Berdasarkan laman penyelenggara, medali emas diraih oleh pasangan Cici Juliani/Sella Radayana pada ganda putri TT20 serta Banyu Tri/Komet Akbar pada ganda putra TT18.
Selain dua emas, Indonesia juga meraih empat medali perak melalui Yayang Gunaya/Adyos Astan (ganda putra TT8), Leli Marlina/Tarsilem (ganda putri TT5-10), Leonardo Aritonang/Varly Tilaar (ganda putra TT14), serta Muhammad Alfigo/Ridwanulloh (ganda putra TT20). Satu medali perunggu turut disumbangkan Annisa Nur Qolbi/Agustiningsih dari nomor ganda putri TT5-10.

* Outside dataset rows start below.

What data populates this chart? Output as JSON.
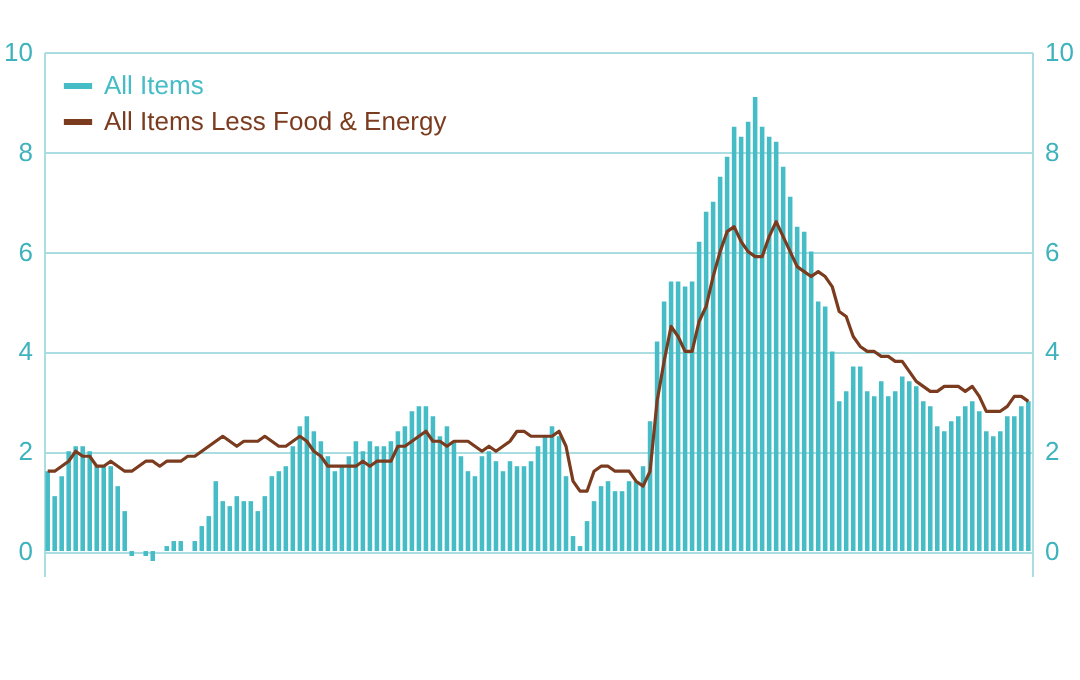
{
  "chart_data": {
    "type": "bar",
    "categories": [
      null,
      null,
      null,
      null,
      null,
      null,
      null,
      null,
      null,
      null,
      null,
      null,
      null,
      null,
      null,
      null,
      null,
      null,
      null,
      null,
      null,
      null,
      null,
      null,
      null,
      null,
      null,
      null,
      null,
      null,
      null,
      null,
      null,
      null,
      null,
      null,
      null,
      null,
      null,
      null,
      null,
      null,
      null,
      null,
      null,
      null,
      null,
      null,
      null,
      null,
      null,
      null,
      null,
      null,
      null,
      null,
      null,
      null,
      null,
      null,
      null,
      null,
      null,
      null,
      null,
      null,
      null,
      null,
      null,
      null,
      null,
      null,
      null,
      null,
      null,
      null,
      null,
      null,
      null,
      null,
      null,
      null,
      null,
      null,
      null,
      null,
      null,
      null,
      null,
      null,
      null,
      null,
      null,
      null,
      null,
      null,
      null,
      null,
      null,
      null,
      null,
      null,
      null,
      null,
      null,
      null,
      null,
      null,
      null,
      null,
      null,
      null,
      null,
      null,
      null,
      null,
      null,
      null,
      null,
      null,
      null,
      null,
      null,
      null,
      null,
      null,
      null,
      null,
      null,
      null,
      null,
      null,
      null,
      null,
      null,
      null,
      null,
      null,
      null,
      null,
      null
    ],
    "series": [
      {
        "name": "All Items",
        "color": "#45bcc6",
        "values": [
          1.6,
          1.1,
          1.5,
          2.0,
          2.1,
          2.1,
          2.0,
          1.7,
          1.7,
          1.7,
          1.3,
          0.8,
          -0.1,
          0.0,
          -0.1,
          -0.2,
          0.0,
          0.1,
          0.2,
          0.2,
          0.0,
          0.2,
          0.5,
          0.7,
          1.4,
          1.0,
          0.9,
          1.1,
          1.0,
          1.0,
          0.8,
          1.1,
          1.5,
          1.6,
          1.7,
          2.1,
          2.5,
          2.7,
          2.4,
          2.2,
          1.9,
          1.6,
          1.7,
          1.9,
          2.2,
          2.0,
          2.2,
          2.1,
          2.1,
          2.2,
          2.4,
          2.5,
          2.8,
          2.9,
          2.9,
          2.7,
          2.3,
          2.5,
          2.2,
          1.9,
          1.6,
          1.5,
          1.9,
          2.0,
          1.8,
          1.6,
          1.8,
          1.7,
          1.7,
          1.8,
          2.1,
          2.3,
          2.5,
          2.3,
          1.5,
          0.3,
          0.1,
          0.6,
          1.0,
          1.3,
          1.4,
          1.2,
          1.2,
          1.4,
          1.4,
          1.7,
          2.6,
          4.2,
          5.0,
          5.4,
          5.4,
          5.3,
          5.4,
          6.2,
          6.8,
          7.0,
          7.5,
          7.9,
          8.5,
          8.3,
          8.6,
          9.1,
          8.5,
          8.3,
          8.2,
          7.7,
          7.1,
          6.5,
          6.4,
          6.0,
          5.0,
          4.9,
          4.0,
          3.0,
          3.2,
          3.7,
          3.7,
          3.2,
          3.1,
          3.4,
          3.1,
          3.2,
          3.5,
          3.4,
          3.3,
          3.0,
          2.9,
          2.5,
          2.4,
          2.6,
          2.7,
          2.9,
          3.0,
          2.8,
          2.4,
          2.3,
          2.4,
          2.7,
          2.7,
          2.9,
          3.0
        ]
      },
      {
        "name": "All Items Less Food & Energy",
        "type": "line",
        "axis": "y2",
        "color": "#7a3b1e",
        "values": [
          1.6,
          1.6,
          1.7,
          1.8,
          2.0,
          1.9,
          1.9,
          1.7,
          1.7,
          1.8,
          1.7,
          1.6,
          1.6,
          1.7,
          1.8,
          1.8,
          1.7,
          1.8,
          1.8,
          1.8,
          1.9,
          1.9,
          2.0,
          2.1,
          2.2,
          2.3,
          2.2,
          2.1,
          2.2,
          2.2,
          2.2,
          2.3,
          2.2,
          2.1,
          2.1,
          2.2,
          2.3,
          2.2,
          2.0,
          1.9,
          1.7,
          1.7,
          1.7,
          1.7,
          1.7,
          1.8,
          1.7,
          1.8,
          1.8,
          1.8,
          2.1,
          2.1,
          2.2,
          2.3,
          2.4,
          2.2,
          2.2,
          2.1,
          2.2,
          2.2,
          2.2,
          2.1,
          2.0,
          2.1,
          2.0,
          2.1,
          2.2,
          2.4,
          2.4,
          2.3,
          2.3,
          2.3,
          2.3,
          2.4,
          2.1,
          1.4,
          1.2,
          1.2,
          1.6,
          1.7,
          1.7,
          1.6,
          1.6,
          1.6,
          1.4,
          1.3,
          1.6,
          3.0,
          3.8,
          4.5,
          4.3,
          4.0,
          4.0,
          4.6,
          4.9,
          5.5,
          6.0,
          6.4,
          6.5,
          6.2,
          6.0,
          5.9,
          5.9,
          6.3,
          6.6,
          6.3,
          6.0,
          5.7,
          5.6,
          5.5,
          5.6,
          5.5,
          5.3,
          4.8,
          4.7,
          4.3,
          4.1,
          4.0,
          4.0,
          3.9,
          3.9,
          3.8,
          3.8,
          3.6,
          3.4,
          3.3,
          3.2,
          3.2,
          3.3,
          3.3,
          3.3,
          3.2,
          3.3,
          3.1,
          2.8,
          2.8,
          2.8,
          2.9,
          3.1,
          3.1,
          3.0
        ]
      }
    ],
    "ylim": [
      -0.5,
      10
    ],
    "yticks": [
      0,
      2,
      4,
      6,
      8,
      10
    ],
    "y2lim": [
      -0.5,
      10
    ],
    "y2ticks": [
      0,
      2,
      4,
      6,
      8,
      10
    ],
    "tick_labels": "y",
    "grid": "y",
    "legend": "top left",
    "line_style": "solid"
  }
}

Dengan hasil tersebut, tim para tenis meja Indonesia mengakhiri APG 2025 dengan total tujuh medali emas, 11 perak, dan 25 perunggu. Perolehan itu tercatat menurun dibanding ASEAN Para Games 2023, ketika Indonesia mengumpulkan 31 emas, 16 perak, dan 17 perunggu.
Secara keseluruhan, Indonesia dipastikan menempati posisi kedua klasemen akhir ASEAN Para Games 2025 Thailand, di bawah tuan rumah yang mengoleksi 175 emas, 155 perak, dan 158 perunggu. Selama berkompetisi pada 21–25 Januari 2026, kontingen Indonesia meraih 135 medali emas, 144 perak, dan 114 perunggu.
Medali emas terbanyak Indonesia pada ajang ini berasal dari cabang para atletik dengan 44 emas dan para renang dengan 29 emas. Jumlah emas Indonesia juga melampaui target pemerintah yang ditetapkan sebanyak 82 medali emas.
ASEAN Para Games 2025 dijadwalkan resmi ditutup pada Senin (26/1) di Nakhon Ratchasima, Thailand.